Für die gegenwärtige Studie verglichen Forscher in den Niederlanden 132 Patienten mit möglichem oder bestimmtem ALS mit 220 gesunden Kontrollen. Antworten zu den Nahrungsmittelfrequenzfragebögen hinsichtlich der Ernährungsaufnahme, bevor der Anfang der Krankheit verwendet wurden, um das Aufnahmenniveau einiger Ernährungskomponenten einschließlich Energie, Fette, Cholesterin, Vitamin C, Vitamin E und Kalzium zu bestimmen.

Obgleich die Menge der Energie verbrauchten Tageszeitung die selbe für beide Gruppen war, hatten ALS-Patienten eine erheblich untere Aufnahme von mehrfach ungesättigten Fettsäuren und von Vitamin E. Für Themen, deren mehrfach ungesättigte Fettsäureaufnahme über 32 Gramm pro Tag war, es ein 60 Prozent niedrigeres Risiko des Entwickelns von ALS als das gab, das von den Einzelpersonen erfahren wurde, deren Aufnahme kleiner als 18 Gramm war. Eine Aufnahme von Vitamin E von 18 bis 22 Milligrammen habend, die mit weniger als 18 Milligrammen pro Tag verglichen wurden, war mit einer ähnlichen Reduzierung im Risiko verbunden. Wechselwirkungsanalyse zeigte, dass mehrfach ungesättigte Fettsäuren scheinen, mit Vitamin E synergistisch zu arbeiten, um zu helfen, ALS zu verhindern.

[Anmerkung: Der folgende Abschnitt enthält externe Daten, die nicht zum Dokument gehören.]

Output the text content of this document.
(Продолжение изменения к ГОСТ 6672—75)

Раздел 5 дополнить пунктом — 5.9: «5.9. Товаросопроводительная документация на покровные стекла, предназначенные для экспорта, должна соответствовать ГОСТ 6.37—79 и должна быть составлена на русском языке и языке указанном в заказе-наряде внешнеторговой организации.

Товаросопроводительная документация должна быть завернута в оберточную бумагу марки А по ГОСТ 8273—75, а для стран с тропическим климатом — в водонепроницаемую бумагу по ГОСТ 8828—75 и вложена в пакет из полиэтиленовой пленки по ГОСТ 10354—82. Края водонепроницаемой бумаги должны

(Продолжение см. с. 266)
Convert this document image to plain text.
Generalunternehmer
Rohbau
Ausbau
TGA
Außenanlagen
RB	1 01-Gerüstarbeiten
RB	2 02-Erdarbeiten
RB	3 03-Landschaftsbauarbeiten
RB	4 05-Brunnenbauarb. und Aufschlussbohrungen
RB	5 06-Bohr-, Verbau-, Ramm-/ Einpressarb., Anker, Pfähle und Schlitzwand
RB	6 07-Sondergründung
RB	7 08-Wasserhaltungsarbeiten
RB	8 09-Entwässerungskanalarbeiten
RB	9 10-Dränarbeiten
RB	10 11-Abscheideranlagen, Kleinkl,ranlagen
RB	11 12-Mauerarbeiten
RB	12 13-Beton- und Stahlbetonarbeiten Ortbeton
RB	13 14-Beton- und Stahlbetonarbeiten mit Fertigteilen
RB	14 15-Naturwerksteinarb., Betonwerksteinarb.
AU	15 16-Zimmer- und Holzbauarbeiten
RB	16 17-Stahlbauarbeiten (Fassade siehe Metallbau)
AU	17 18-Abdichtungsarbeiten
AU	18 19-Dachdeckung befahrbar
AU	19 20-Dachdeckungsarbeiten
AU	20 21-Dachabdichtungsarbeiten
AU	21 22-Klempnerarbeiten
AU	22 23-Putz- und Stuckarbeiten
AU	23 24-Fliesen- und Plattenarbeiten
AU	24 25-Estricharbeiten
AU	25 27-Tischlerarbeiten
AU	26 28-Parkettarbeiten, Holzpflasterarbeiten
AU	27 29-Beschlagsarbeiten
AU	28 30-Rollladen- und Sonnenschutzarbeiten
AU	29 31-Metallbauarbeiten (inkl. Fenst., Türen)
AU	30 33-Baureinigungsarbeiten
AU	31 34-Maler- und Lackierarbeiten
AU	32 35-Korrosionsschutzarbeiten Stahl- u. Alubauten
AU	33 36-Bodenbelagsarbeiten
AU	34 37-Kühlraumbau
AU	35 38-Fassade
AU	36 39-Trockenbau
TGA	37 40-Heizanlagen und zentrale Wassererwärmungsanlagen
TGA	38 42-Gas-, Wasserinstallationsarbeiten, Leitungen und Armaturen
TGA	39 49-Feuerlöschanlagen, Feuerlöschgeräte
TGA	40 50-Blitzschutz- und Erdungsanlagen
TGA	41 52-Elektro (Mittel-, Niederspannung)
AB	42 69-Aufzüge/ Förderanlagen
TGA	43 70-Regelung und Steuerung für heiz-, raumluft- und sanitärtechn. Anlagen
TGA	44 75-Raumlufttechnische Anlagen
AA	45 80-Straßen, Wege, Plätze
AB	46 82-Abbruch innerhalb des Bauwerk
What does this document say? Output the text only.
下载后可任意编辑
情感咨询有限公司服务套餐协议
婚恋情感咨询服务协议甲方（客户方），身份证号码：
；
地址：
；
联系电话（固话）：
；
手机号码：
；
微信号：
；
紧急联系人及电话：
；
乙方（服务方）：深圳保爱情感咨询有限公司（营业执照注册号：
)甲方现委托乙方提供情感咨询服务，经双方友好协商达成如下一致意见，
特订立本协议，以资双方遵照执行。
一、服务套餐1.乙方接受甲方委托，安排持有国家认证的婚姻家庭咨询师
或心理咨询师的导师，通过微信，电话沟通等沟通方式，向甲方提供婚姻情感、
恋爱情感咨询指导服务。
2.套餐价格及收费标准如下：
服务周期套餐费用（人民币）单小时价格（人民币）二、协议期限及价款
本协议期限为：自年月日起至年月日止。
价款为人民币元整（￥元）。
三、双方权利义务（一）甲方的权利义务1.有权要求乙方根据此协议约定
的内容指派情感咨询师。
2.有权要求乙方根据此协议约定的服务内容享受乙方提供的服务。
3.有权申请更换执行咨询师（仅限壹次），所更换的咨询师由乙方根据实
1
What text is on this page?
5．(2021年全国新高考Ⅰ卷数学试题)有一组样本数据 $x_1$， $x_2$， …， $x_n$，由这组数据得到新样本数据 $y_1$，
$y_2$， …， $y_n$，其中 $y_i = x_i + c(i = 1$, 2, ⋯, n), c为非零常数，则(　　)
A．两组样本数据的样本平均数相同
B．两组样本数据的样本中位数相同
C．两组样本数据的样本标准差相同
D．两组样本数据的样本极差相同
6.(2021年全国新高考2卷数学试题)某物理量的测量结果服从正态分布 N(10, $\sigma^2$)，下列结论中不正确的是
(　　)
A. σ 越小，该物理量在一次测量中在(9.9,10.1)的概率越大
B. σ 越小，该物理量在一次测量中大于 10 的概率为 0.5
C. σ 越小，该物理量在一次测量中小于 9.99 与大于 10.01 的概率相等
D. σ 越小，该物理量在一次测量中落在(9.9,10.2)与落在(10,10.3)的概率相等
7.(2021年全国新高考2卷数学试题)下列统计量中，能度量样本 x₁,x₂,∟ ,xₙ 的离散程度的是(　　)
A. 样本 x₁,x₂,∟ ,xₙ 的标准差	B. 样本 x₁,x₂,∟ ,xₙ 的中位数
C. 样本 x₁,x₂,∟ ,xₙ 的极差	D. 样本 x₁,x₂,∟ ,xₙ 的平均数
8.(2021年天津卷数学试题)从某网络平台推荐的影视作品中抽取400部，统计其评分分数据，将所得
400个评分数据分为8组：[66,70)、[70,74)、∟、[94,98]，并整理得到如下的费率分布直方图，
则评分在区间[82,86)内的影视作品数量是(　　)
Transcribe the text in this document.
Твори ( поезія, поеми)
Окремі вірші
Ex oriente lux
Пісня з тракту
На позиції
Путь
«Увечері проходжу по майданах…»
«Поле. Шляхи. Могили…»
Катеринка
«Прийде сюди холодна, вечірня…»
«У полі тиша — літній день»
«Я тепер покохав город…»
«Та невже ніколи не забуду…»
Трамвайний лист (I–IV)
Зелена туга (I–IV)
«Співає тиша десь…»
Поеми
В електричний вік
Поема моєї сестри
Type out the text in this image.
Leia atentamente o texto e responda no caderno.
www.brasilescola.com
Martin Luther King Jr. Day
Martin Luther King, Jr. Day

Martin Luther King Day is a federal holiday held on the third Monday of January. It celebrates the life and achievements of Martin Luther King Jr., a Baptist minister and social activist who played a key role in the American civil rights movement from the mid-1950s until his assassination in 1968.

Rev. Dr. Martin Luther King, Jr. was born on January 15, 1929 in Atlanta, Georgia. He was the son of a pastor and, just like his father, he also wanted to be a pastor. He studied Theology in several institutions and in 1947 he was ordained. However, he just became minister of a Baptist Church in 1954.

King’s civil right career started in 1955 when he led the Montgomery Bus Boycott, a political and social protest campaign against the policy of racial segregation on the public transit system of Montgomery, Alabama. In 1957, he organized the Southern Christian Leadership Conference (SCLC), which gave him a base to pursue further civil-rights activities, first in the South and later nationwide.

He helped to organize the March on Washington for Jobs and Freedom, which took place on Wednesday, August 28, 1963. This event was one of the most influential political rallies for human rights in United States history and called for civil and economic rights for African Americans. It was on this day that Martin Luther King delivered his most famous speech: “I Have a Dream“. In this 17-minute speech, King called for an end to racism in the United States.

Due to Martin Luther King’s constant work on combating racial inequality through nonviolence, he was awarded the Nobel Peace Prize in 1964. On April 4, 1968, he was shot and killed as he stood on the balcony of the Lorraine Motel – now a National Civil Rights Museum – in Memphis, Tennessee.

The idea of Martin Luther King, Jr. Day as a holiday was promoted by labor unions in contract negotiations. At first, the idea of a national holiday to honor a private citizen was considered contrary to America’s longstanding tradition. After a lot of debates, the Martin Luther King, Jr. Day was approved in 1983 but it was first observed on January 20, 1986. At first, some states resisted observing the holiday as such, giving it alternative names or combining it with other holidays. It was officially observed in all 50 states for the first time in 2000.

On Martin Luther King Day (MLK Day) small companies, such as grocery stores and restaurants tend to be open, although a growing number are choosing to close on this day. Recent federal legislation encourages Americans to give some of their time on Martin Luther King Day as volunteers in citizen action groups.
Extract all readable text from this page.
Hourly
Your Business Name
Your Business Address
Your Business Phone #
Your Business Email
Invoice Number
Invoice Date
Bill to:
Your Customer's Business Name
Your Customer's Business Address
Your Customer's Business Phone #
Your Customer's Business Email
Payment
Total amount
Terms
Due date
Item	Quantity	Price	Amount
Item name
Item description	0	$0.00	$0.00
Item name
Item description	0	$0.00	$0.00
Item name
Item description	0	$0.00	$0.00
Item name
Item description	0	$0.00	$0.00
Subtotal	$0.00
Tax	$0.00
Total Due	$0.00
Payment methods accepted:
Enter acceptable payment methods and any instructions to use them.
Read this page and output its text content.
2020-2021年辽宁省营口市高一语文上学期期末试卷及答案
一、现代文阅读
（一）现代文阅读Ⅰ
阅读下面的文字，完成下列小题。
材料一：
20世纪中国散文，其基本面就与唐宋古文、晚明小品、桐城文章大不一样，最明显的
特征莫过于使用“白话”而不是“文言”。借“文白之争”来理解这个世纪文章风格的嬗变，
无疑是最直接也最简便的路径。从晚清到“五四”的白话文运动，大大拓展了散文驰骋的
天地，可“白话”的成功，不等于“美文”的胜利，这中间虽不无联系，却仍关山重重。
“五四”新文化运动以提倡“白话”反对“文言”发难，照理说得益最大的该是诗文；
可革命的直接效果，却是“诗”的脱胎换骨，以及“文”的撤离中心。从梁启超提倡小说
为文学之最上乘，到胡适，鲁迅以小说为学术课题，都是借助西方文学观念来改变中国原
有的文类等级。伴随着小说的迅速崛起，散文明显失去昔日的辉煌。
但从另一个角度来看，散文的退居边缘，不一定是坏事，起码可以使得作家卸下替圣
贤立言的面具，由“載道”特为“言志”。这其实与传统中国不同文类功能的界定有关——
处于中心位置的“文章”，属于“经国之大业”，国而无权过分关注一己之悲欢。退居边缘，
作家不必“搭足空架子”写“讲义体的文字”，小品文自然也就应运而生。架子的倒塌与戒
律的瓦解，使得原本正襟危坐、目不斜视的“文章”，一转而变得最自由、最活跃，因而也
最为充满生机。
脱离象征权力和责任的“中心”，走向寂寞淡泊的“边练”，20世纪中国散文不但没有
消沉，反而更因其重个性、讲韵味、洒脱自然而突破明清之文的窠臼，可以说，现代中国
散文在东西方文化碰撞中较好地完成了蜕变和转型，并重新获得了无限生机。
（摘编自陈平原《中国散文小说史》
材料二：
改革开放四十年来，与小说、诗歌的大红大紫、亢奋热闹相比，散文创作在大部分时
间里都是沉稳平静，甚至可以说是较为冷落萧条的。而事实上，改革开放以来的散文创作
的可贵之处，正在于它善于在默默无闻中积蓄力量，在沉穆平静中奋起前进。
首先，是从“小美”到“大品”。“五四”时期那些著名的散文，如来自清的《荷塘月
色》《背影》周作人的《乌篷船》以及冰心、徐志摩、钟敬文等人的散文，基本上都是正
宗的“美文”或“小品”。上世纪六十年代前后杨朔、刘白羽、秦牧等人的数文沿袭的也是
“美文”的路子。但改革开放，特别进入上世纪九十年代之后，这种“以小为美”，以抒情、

Die Ergebnisse sind mit denen einer vorhergehenden Studie in Einklang, die ein 40 bis 50 Prozent verringertes Risiko des Entwickelns von ALS unter regelmäßigen Benutzern von Ergänzungen des Vitamins E aufdeckte. Zusätzlich sind mehrfach ungesättigte Fettsäuren omega-3 gezeigt worden, um zu helfen, gegen Entzündung, ein pathologischer Prozess sich zu schützen, welches in der Krankheit beobachtet worden ist. Vitamin E hilft möglicherweise, ALS-Risiko direkt über das Verhindern von Lipidperoxidation zu verringern und verfährt möglicherweise auch indirekt nach der Herstellung von höheren Niveaus von den mehrfach ungesättigten Fettsäuren, die indem es ihr Peroxydieren verfügbar sind, hemmt.